There must be something way beyond the pull of generational imperatives to draw the masses to leave familiar comforts to go and expose themselves to the inevitable and endless perils of war, especially when these start to take a toll, decimating their colleagues in front of their eyes. In 1979 alone, an estimated 45 000 trained combatants were still active within the Patriotic Front’s war effort in various transnational deployments.

In a way, they had all assumed sacerdotal roles of a vicarious vanguard, turning the tide of protracted conflict and so embracing and embodying the secrets of the persuasive ode, as it were.
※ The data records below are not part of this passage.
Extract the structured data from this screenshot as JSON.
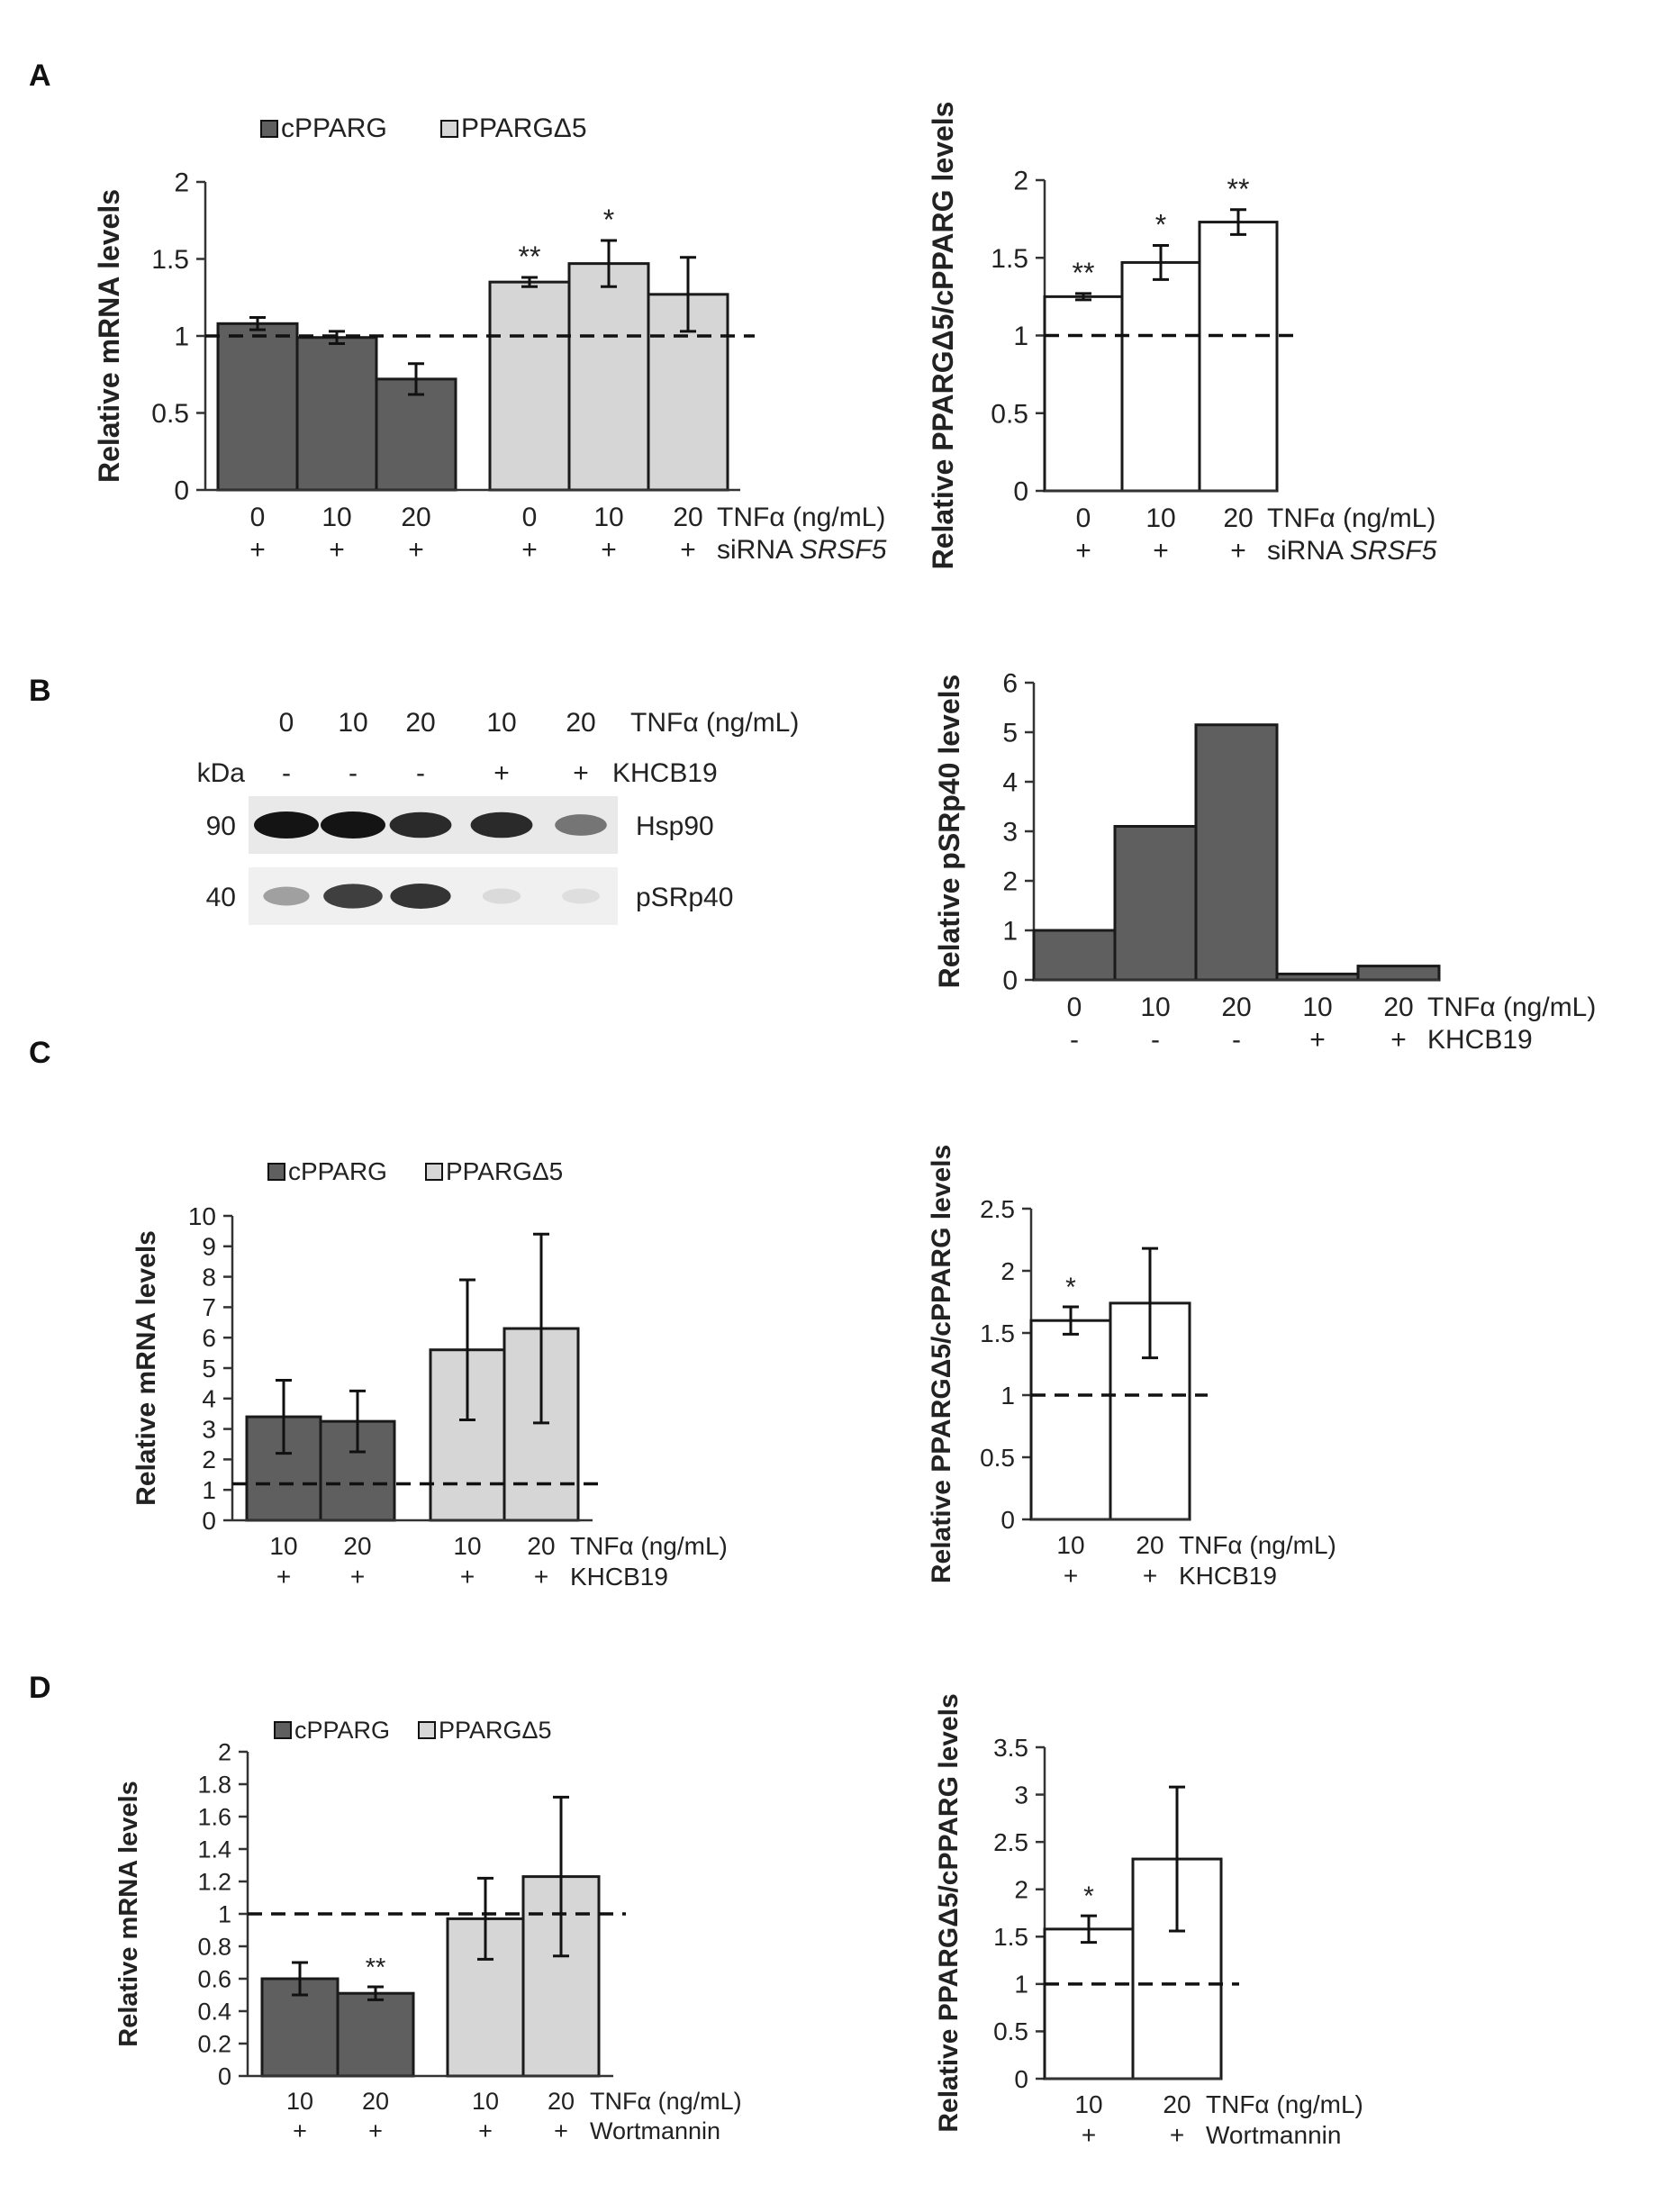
{
  "panels": [
    {
      "id": "A",
      "label": "A"
    },
    {
      "id": "B",
      "label": "B"
    },
    {
      "id": "C",
      "label": "C"
    },
    {
      "id": "D",
      "label": "D"
    }
  ],
  "colors": {
    "cpparg": "#5f5f5f",
    "ppargd5": "#d6d6d6",
    "ratio": "#ffffff",
    "pSRp40": "#5f5f5f"
  },
  "western_blot": {
    "doses": [
      "0",
      "10",
      "20",
      "10",
      "20"
    ],
    "inhibitor_signs": [
      "-",
      "-",
      "-",
      "+",
      "+"
    ],
    "dose_label": "TNFα (ng/mL)",
    "inhibitor_label": "KHCB19",
    "kda_label": "kDa",
    "bands": [
      {
        "kda": "90",
        "name": "Hsp90",
        "intensity": [
          1.0,
          1.0,
          0.9,
          0.9,
          0.55
        ]
      },
      {
        "kda": "40",
        "name": "pSRp40",
        "intensity": [
          0.35,
          0.8,
          0.85,
          0.08,
          0.06
        ]
      }
    ]
  },
  "chart_data": [
    {
      "id": "A-left",
      "type": "bar",
      "ylabel": "Relative mRNA levels",
      "ylim": [
        0,
        2
      ],
      "yticks": [
        "0",
        "0.5",
        "1",
        "1.5",
        "2"
      ],
      "legend": [
        "cPPARG",
        "PPARGΔ5"
      ],
      "dose_label": "TNFα (ng/mL)",
      "cond_label_main": "siRNA ",
      "cond_label_italic": "SRSF5",
      "reference_line": 1,
      "groups": [
        {
          "name": "cPPARG",
          "doses": [
            "0",
            "10",
            "20"
          ],
          "signs": [
            "+",
            "+",
            "+"
          ],
          "values": [
            1.08,
            0.99,
            0.72
          ],
          "errors": [
            0.04,
            0.04,
            0.1
          ],
          "stars": [
            "",
            "",
            ""
          ]
        },
        {
          "name": "PPARGΔ5",
          "doses": [
            "0",
            "10",
            "20"
          ],
          "signs": [
            "+",
            "+",
            "+"
          ],
          "values": [
            1.35,
            1.47,
            1.27
          ],
          "errors": [
            0.03,
            0.15,
            0.24
          ],
          "stars": [
            "**",
            "*",
            ""
          ]
        }
      ]
    },
    {
      "id": "A-right",
      "type": "bar",
      "ylabel": "Relative PPARGΔ5/cPPARG levels",
      "ylim": [
        0,
        2
      ],
      "yticks": [
        "0",
        "0.5",
        "1",
        "1.5",
        "2"
      ],
      "dose_label": "TNFα (ng/mL)",
      "cond_label_main": "siRNA ",
      "cond_label_italic": "SRSF5",
      "reference_line": 1,
      "groups": [
        {
          "name": "",
          "doses": [
            "0",
            "10",
            "20"
          ],
          "signs": [
            "+",
            "+",
            "+"
          ],
          "values": [
            1.25,
            1.47,
            1.73
          ],
          "errors": [
            0.02,
            0.11,
            0.08
          ],
          "stars": [
            "**",
            "*",
            "**"
          ]
        }
      ]
    },
    {
      "id": "B-right",
      "type": "bar",
      "ylabel": "Relative pSRp40 levels",
      "ylim": [
        0,
        6
      ],
      "yticks": [
        "0",
        "1",
        "2",
        "3",
        "4",
        "5",
        "6"
      ],
      "dose_label": "TNFα (ng/mL)",
      "cond_label_main": "KHCB19",
      "cond_label_italic": "",
      "groups": [
        {
          "name": "",
          "doses": [
            "0",
            "10",
            "20",
            "10",
            "20"
          ],
          "signs": [
            "-",
            "-",
            "-",
            "+",
            "+"
          ],
          "values": [
            1.0,
            3.1,
            5.15,
            0.12,
            0.28
          ],
          "errors": [
            0,
            0,
            0,
            0,
            0
          ],
          "stars": [
            "",
            "",
            "",
            "",
            ""
          ]
        }
      ]
    },
    {
      "id": "C-left",
      "type": "bar",
      "ylabel": "Relative mRNA levels",
      "ylim": [
        0,
        10
      ],
      "yticks": [
        "0",
        "1",
        "2",
        "3",
        "4",
        "5",
        "6",
        "7",
        "8",
        "9",
        "10"
      ],
      "legend": [
        "cPPARG",
        "PPARGΔ5"
      ],
      "dose_label": "TNFα (ng/mL)",
      "cond_label_main": "KHCB19",
      "cond_label_italic": "",
      "reference_line": 1.2,
      "groups": [
        {
          "name": "cPPARG",
          "doses": [
            "10",
            "20"
          ],
          "signs": [
            "+",
            "+"
          ],
          "values": [
            3.4,
            3.25
          ],
          "errors": [
            1.2,
            1.0
          ],
          "stars": [
            "",
            ""
          ]
        },
        {
          "name": "PPARGΔ5",
          "doses": [
            "10",
            "20"
          ],
          "signs": [
            "+",
            "+"
          ],
          "values": [
            5.6,
            6.3
          ],
          "errors": [
            2.3,
            3.1
          ],
          "stars": [
            "",
            ""
          ]
        }
      ]
    },
    {
      "id": "C-right",
      "type": "bar",
      "ylabel": "Relative PPARGΔ5/cPPARG levels",
      "ylim": [
        0,
        2.5
      ],
      "yticks": [
        "0",
        "0.5",
        "1",
        "1.5",
        "2",
        "2.5"
      ],
      "dose_label": "TNFα (ng/mL)",
      "cond_label_main": "KHCB19",
      "cond_label_italic": "",
      "reference_line": 1,
      "groups": [
        {
          "name": "",
          "doses": [
            "10",
            "20"
          ],
          "signs": [
            "+",
            "+"
          ],
          "values": [
            1.6,
            1.74
          ],
          "errors": [
            0.11,
            0.44
          ],
          "stars": [
            "*",
            ""
          ]
        }
      ]
    },
    {
      "id": "D-left",
      "type": "bar",
      "ylabel": "Relative mRNA levels",
      "ylim": [
        0,
        2
      ],
      "yticks": [
        "0",
        "0.2",
        "0.4",
        "0.6",
        "0.8",
        "1",
        "1.2",
        "1.4",
        "1.6",
        "1.8",
        "2"
      ],
      "legend": [
        "cPPARG",
        "PPARGΔ5"
      ],
      "dose_label": "TNFα (ng/mL)",
      "cond_label_main": "Wortmannin",
      "cond_label_italic": "",
      "reference_line": 1,
      "groups": [
        {
          "name": "cPPARG",
          "doses": [
            "10",
            "20"
          ],
          "signs": [
            "+",
            "+"
          ],
          "values": [
            0.6,
            0.51
          ],
          "errors": [
            0.1,
            0.04
          ],
          "stars": [
            "",
            "**"
          ]
        },
        {
          "name": "PPARGΔ5",
          "doses": [
            "10",
            "20"
          ],
          "signs": [
            "+",
            "+"
          ],
          "values": [
            0.97,
            1.23
          ],
          "errors": [
            0.25,
            0.49
          ],
          "stars": [
            "",
            ""
          ]
        }
      ]
    },
    {
      "id": "D-right",
      "type": "bar",
      "ylabel": "Relative PPARGΔ5/cPPARG levels",
      "ylim": [
        0,
        3.5
      ],
      "yticks": [
        "0",
        "0.5",
        "1",
        "1.5",
        "2",
        "2.5",
        "3",
        "3.5"
      ],
      "dose_label": "TNFα (ng/mL)",
      "cond_label_main": "Wortmannin",
      "cond_label_italic": "",
      "reference_line": 1,
      "groups": [
        {
          "name": "",
          "doses": [
            "10",
            "20"
          ],
          "signs": [
            "+",
            "+"
          ],
          "values": [
            1.58,
            2.32
          ],
          "errors": [
            0.14,
            0.76
          ],
          "stars": [
            "*",
            ""
          ]
        }
      ]
    }
  ]
}
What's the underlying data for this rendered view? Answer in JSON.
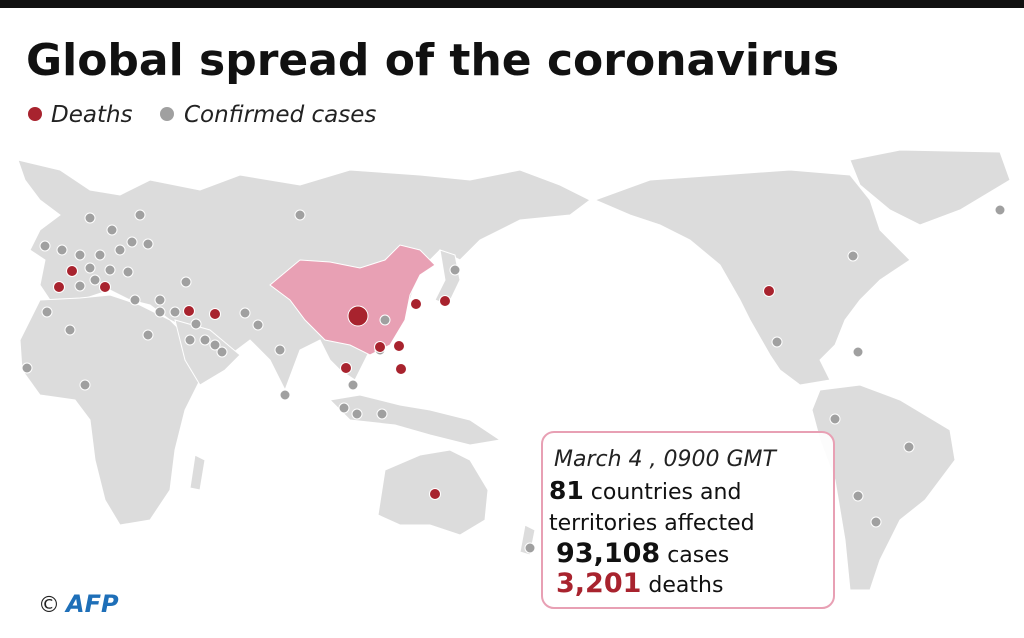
{
  "header": {
    "title": "Global spread of the coronavirus"
  },
  "legend": {
    "deaths": "Deaths",
    "cases": "Confirmed cases"
  },
  "infobox": {
    "date": "March 4 , 0900 GMT",
    "countries": "81",
    "countries_label_1": "countries and",
    "countries_label_2": "territories affected",
    "cases": "93,108",
    "cases_label": "cases",
    "deaths": "3,201",
    "deaths_label": "deaths"
  },
  "credit": {
    "copyright": "©",
    "agency": "AFP"
  }
}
But movements never arise out of thin air, and the initiative for critical mass actions can always be traced back to a few stern individuals. 

Thus, we had the likes of President Mnangagwa and his colleagues spearheading an extraordinary mass deployment within the region premised on the need to address identified mass grievances, with the land question at the forefront.  

Society is self-organising, and so organic mass mobility spin-offs naturally evolved from this central organising principle, assuming several mass-driven cultural, political, and socioeconomic expressions throughout the decades. 

It has evolved into (i) mass empowerment policy thrusts and (ii) grassroots civic expressions, as the people’s response, spanning across all conceivable industrial sectors and sections of society, with livelihood issues taking centre stage. 

Whereas before the imperative was political emancipation, now it’s targeted wealth consolidation from household to national level.

This view closely concurs with Dr Tafataona Mahoso’s relational philosophy, which encapsulates the ideals and spirit of Ubuntu, as it identifies prescriptive strains of democracy and the Roman law (with its dark Etruscan roots) as vestigial expressions of an unwholesome surrogacy. 

He speaks of kushaura, where the central government sets the pace for identified transformational priorities, and then kudavira, or rudaviro, as the people’s participation and feedback on the basis of that mobilising call. 

We shall write our own laws and multiply alternative financial ecosystems. 

“Let [ . . . ] the kings of old re-crown themselves.” (Heron et al, 1975). So, we streamline and re-focus all connective roles to multiply our fluid responses and to heighten our effective outreach, emulating those and so turning their subversive system (or an image thereof) on itself. And as the people who delivered political emancipation back then are now our heroes, young people alive now who shall deliver socioeconomic transformation shall be the household names of our future days.

Engineer Clinton Chinogurei, is based in Salerno, Italy.